June 20 (UPI) -- A federal judge on Saturday denied the Justice Department's request to block the publication of former national security adviser John Bolton's upcoming book on his time in the White House.
D.C. District Court Judge Royce Lamberth said that though he won't prevent the book from being released, Bolton "likely jeopardized national security."
"While Bolton's unilateral conduct raises grave national security concerns, the government has not established that an injunction is appropriate remedy," the judge wrote.
"For reasons that hardly need to be stated, the court will not order nationwide seizure and destruction of a political memoir."
Though the judge ultimately ruled against the administration, President Donald Trump praised the decision.
"BIG COURT WIN against Bolton. Obviously, with the book already given out and leaked to many people and the media, nothing the highly respected Judge could have done about stopping it...BUT, strong & powerful statements & rulings on MONEY & on BREAKING CLASSIFICATION were made," Trump tweeted.
"Bolton broke the law and has been called out and rebuked for so doing, with a really big price to pay.

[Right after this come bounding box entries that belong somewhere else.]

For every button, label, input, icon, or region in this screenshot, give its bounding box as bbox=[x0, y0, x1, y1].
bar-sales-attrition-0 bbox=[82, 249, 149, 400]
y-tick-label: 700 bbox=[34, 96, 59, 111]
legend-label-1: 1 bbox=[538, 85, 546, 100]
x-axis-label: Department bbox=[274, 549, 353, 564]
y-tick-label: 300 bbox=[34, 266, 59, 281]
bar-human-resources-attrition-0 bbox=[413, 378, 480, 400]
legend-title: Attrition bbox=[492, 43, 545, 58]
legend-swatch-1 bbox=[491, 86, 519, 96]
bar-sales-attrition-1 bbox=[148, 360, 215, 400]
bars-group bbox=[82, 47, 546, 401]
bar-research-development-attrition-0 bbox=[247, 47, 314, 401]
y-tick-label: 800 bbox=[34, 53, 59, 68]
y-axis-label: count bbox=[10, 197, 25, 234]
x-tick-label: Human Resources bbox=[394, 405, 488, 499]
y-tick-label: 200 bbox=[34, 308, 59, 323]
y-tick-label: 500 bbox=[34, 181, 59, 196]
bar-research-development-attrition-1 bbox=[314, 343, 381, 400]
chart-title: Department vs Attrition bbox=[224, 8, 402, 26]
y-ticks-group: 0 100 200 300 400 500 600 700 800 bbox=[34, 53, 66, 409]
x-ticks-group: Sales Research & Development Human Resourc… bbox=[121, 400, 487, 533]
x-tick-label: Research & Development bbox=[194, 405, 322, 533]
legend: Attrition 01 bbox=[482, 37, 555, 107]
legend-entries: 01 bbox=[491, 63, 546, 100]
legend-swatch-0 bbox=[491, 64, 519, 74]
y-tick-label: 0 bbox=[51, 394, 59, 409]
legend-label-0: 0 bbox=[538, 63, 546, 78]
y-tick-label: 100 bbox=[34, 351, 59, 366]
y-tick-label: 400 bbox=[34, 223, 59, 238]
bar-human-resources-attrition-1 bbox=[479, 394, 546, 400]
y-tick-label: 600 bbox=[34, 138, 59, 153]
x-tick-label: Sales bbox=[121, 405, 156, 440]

He likes dropping bombs on people, and killing them. Now he will have bombs dropped on him!"
The Justice Department asked Lamberth to block the release of the book Tuesday, saying the manuscript is "rife with classified information" and a breach of his employment agreement with the White House.
Bolton served as national security adviser in Trump's White House from April 2018 until September 2019 and later announced a deal for a book discussing his time in the Trump administration
The White House sent a letter to Bolton's lawyer in January saying a preliminary review of his book found it contained "significant amounts of classified information," including some at the top-secret level, which was required to be removed before publishing.
After the White House warning, Bolton submitted the book for review by Ellen Knight, senior director for records access and information security management at the National Security Council. On April 27, she made the judgment that the revised version of the manuscript did not contain classified information, the suit states.
However, on May 2, the NSC's director for intelligence, Michael Ellis, began an additional review at the request of Robert O'Brien, who succeeded Bolton as national security adviser.
The suit states that O'Brien was "concerned that the manuscript still appeared to contain classified information, in part because the same administration the author served is still in office and the manuscript described sensitive information about ongoing foreign policy issues."
Ellis completed his initial review on June 9 and the legal adviser to the NSC sent a letter to Bolton's lawyer stating that "the manuscript still contains classified information, because, among other things, it includes information that he himself classified and designated for declassification only after the lapse of 25 years."
The suit states that publication of the book including the information cited in Ellis' review would violate the terms of Bolton's non-disclosure agreements.
Lamberth agreed that Bolton failed to get the proper government review before announcing his plans to release the book. The book, titled In the Room Where It Happened: A White House Memoir, is set to come out Tuesday.